As a maths student I use scalar products incredibly often and have gotten used to the fact that $<a,b>=0 $ is equivalent to $a\perp b$. The generalizations on function spaces, etc. are also quite useful (Orthonormal basis have really nice properties). But I realized that I couldn't explain why the scalar product has anything to do with orthogonality.

And looking the scalar product up, it seems it has even more information about angles. Since apparently $<x,y>=||x||\cdot||y|| \text{cos}(\alpha)$ with $\alpha$ being the angle between x and y.

Why does multiplying the individual scalars end up telling us so much about angles? I am mostly interested in an intuition. As I think we did a proof in linear algebra at some point but I only remember that I was disappointed by it in the sense that I still had no idea why this relation existed afterwards.
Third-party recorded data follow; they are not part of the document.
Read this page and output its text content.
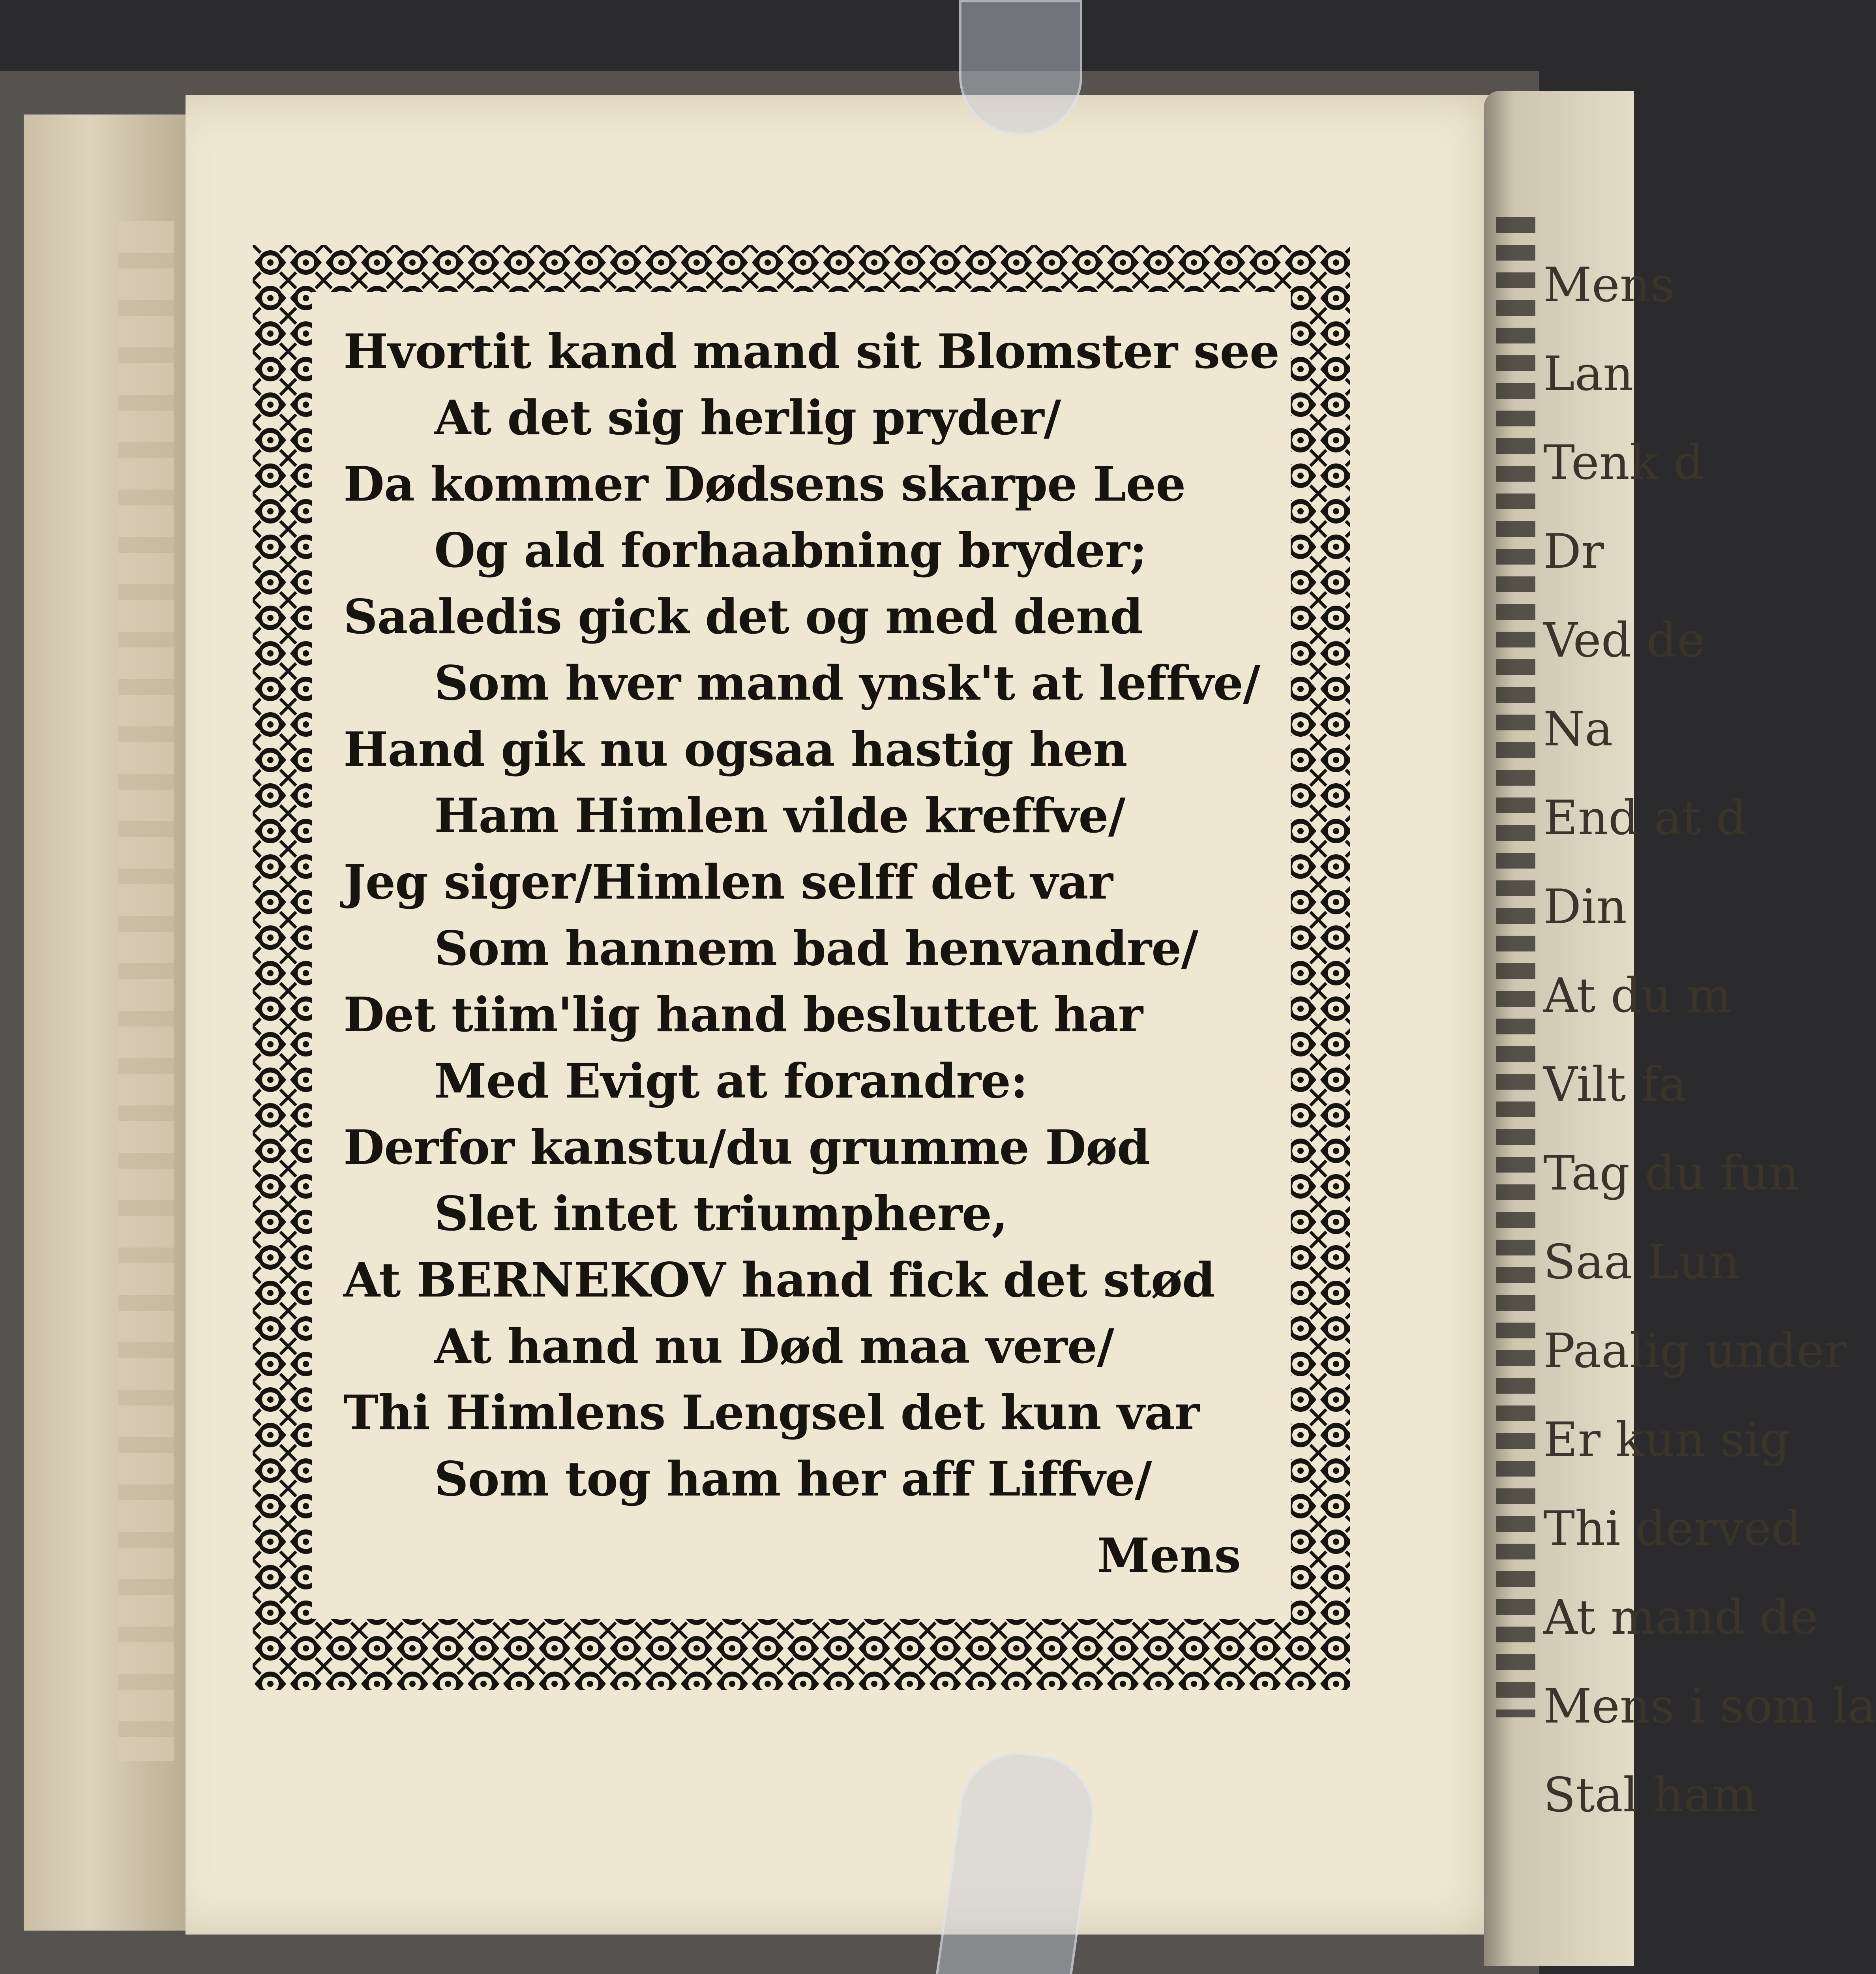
Mens
Lan
Tenk d
Dr
Ved de
Na
End at d
Din
At du m
Vilt fa
Tag du fun
Saa Lun
Paalig under
Er kun sig
Thi derved
At mand de
Mens i som la
Stal ham
Hvortit kand mand sit Blomster see
At det sig herlig pryder/
Da kommer Dødsens skarpe Lee
Og ald forhaabning bryder;
Saaledis gick det og med dend
Som hver mand ynsk't at leffve/
Hand gik nu ogsaa hastig hen
Ham Himlen vilde kreffve/
Jeg siger/Himlen selff det var
Som hannem bad henvandre/
Det tiim'lig hand besluttet har
Med Evigt at forandre:
Derfor kanstu/du grumme Død
Slet intet triumphere,
At BERNEKOV hand fick det stød
At hand nu Død maa vere/
Thi Himlens Lengsel det kun var
Som tog ham her aff Liffve/
Mens
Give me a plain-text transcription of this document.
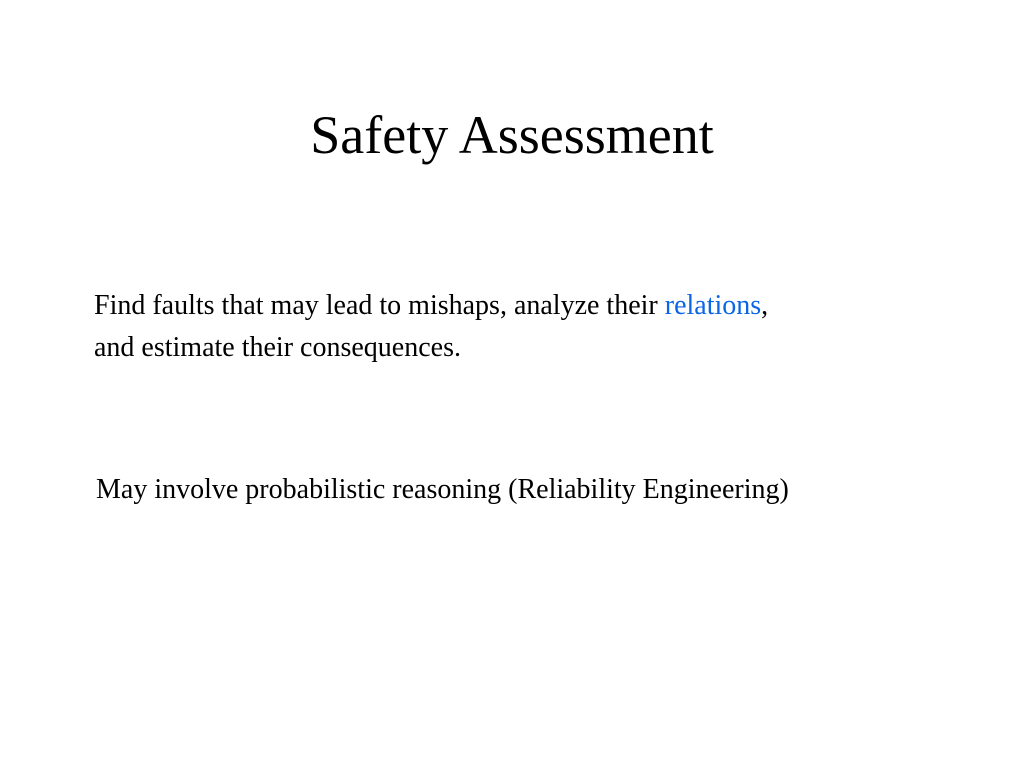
Safety Assessment

Find faults that may lead to mishaps, analyze their relations,
and estimate their consequences.

May involve probabilistic reasoning (Reliability Engineering)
But if you know about a very instructive proof that would be interesting as well

And lastly, is it even possible to get an intuition for scalar products on function spaces, or is that a generalization you can only get used to, but not really understand?

Answer 1

The notion of orthogonality is defined only on inner product vector spaces and the definition is:

two vectors $x,y$ are orthogonal if $\langle x,y\rangle=0$

From this we can define what an ''angle'' is in any vector space with an inner product and the definition generalize the usual definition of angle between two oriented segments in a plane.

Answer 2

Physicists use the scalar product in the way you stated, $<x,y>=||x|| ||x||\cos(\alpha)$, so the scalar product was born from the notion of angle.

In mathematics, things are the other way around: if you have studied linear algebra, and metrics in vector spaces, you will now that, given a metric $T_2$ in a vector space $E$, you $\textit{define}$ the scalar product as $<e,e'>=T_2(e,e')$, then the norm as $||e||=+\sqrt{T_2(e,e)}$, and then the angle as $\cos\left({\widehat{e,e'}}\right)=\frac{<e,e'>}{||e|| ||e'||}$, so the definiton of angle comes from the scalar product.